Takeaways: There are definitely cracks in the market. I expected the show to be absolutely slammed, like Burbank in August 2022 or Anaheim 2023. It wasn’t. I did good business overall because lower-end cards always move if priced well, but the volume wasn’t up to previous shows. I had a steady trade on Saturday but a lot of downtime on Sunday. I think people are starting to feel the bite of high interest rates, at least when it comes to discretionary spending. I built a picker’s model because it is well-positioned regardless of the financial picture. I’ve seen several recessions and regardless of the situation, people are always at pickers tables. They can spend a few bucks on a card or two and not feel guilty about it. That said, people were definitely penny-pinching. I had multiple collectors hesitating to pull the trigger on relatively modest bundled sales and from chatting with them it was apparent that the hesitation was financial. Could also be timing. With the holidays approaching and credit card bills looming, we might have had a mistimed show the week before Black Friday. Regardless, the result on Sunday was not good.

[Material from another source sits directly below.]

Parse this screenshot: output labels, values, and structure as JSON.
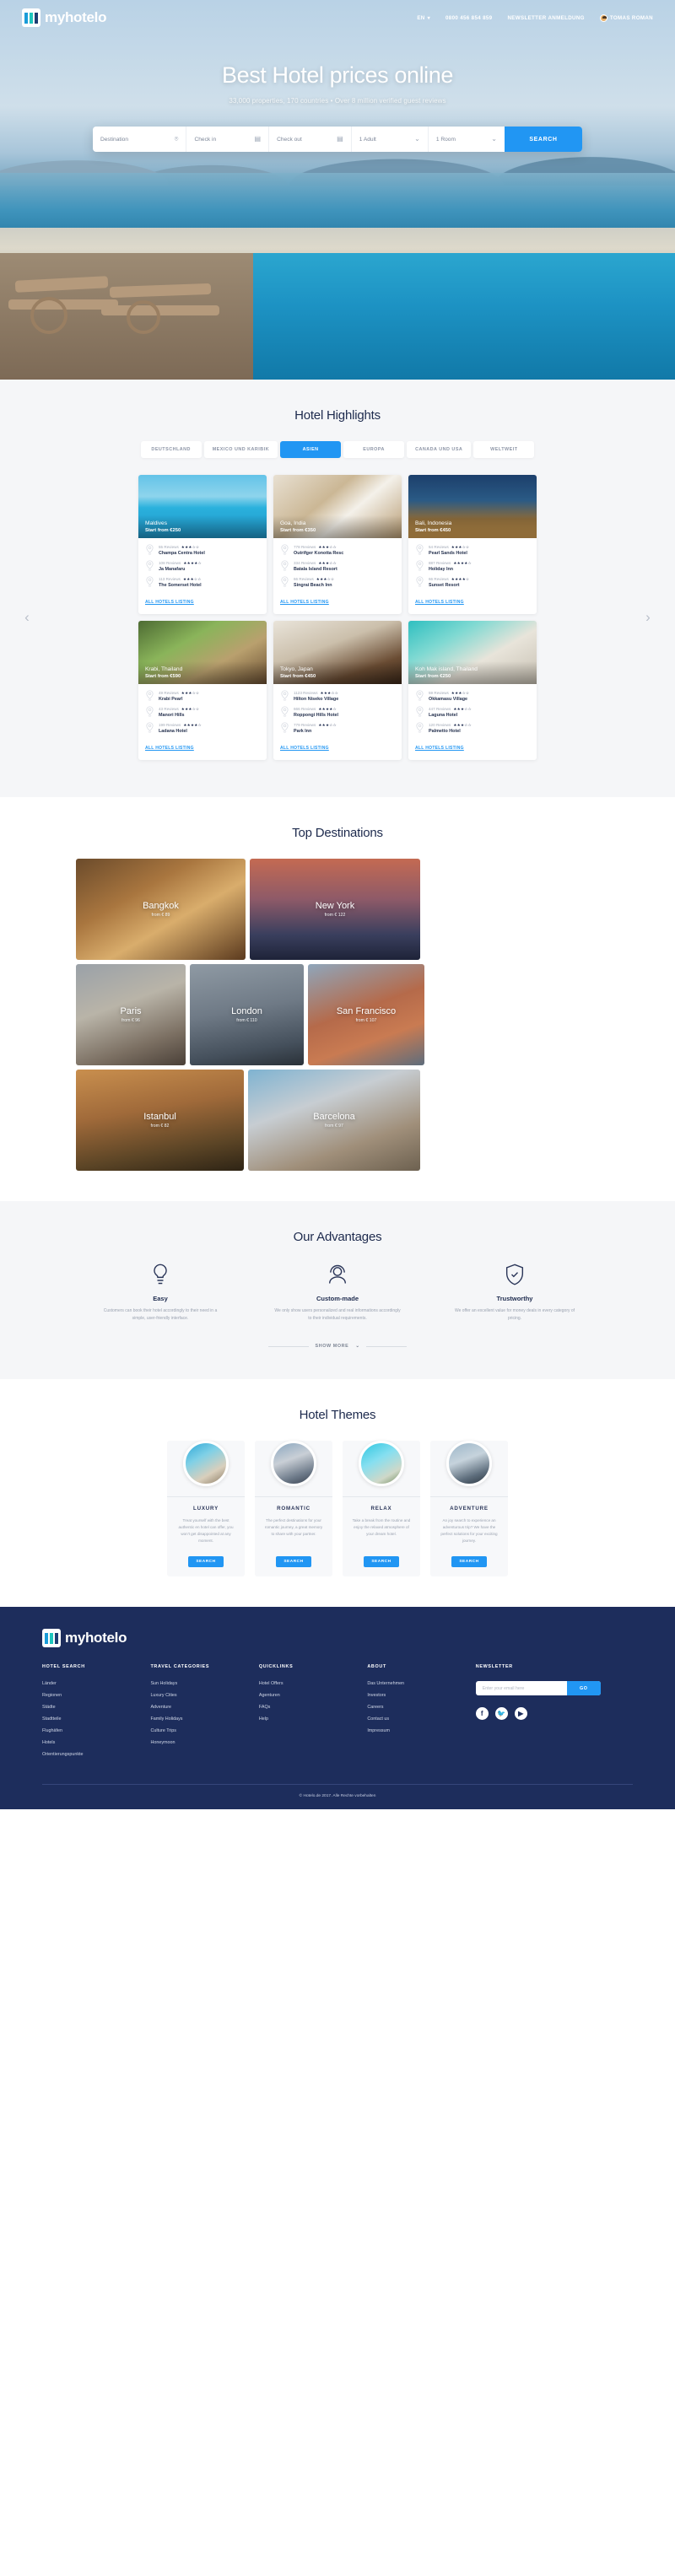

If not for my appointment with that one buyer and Vulture Time, it would have been a really crappy day.
The show did meet my expectations overall (my financial targets are realistic) and the location and infrastructure could not have been better, so I signed up for the January show. Worth $300 or so to see what happens. Does it build or does it become apparent that we are in an overall correction period? Tune in January 27-28 in Pasadena for an answer to this question. In the meantime, everyone enjoy your Thanksgiving. Back at you in December.

I’ll stop by in January. Im very close to Pasadena. I had no clue about this show until I read this. Great write up.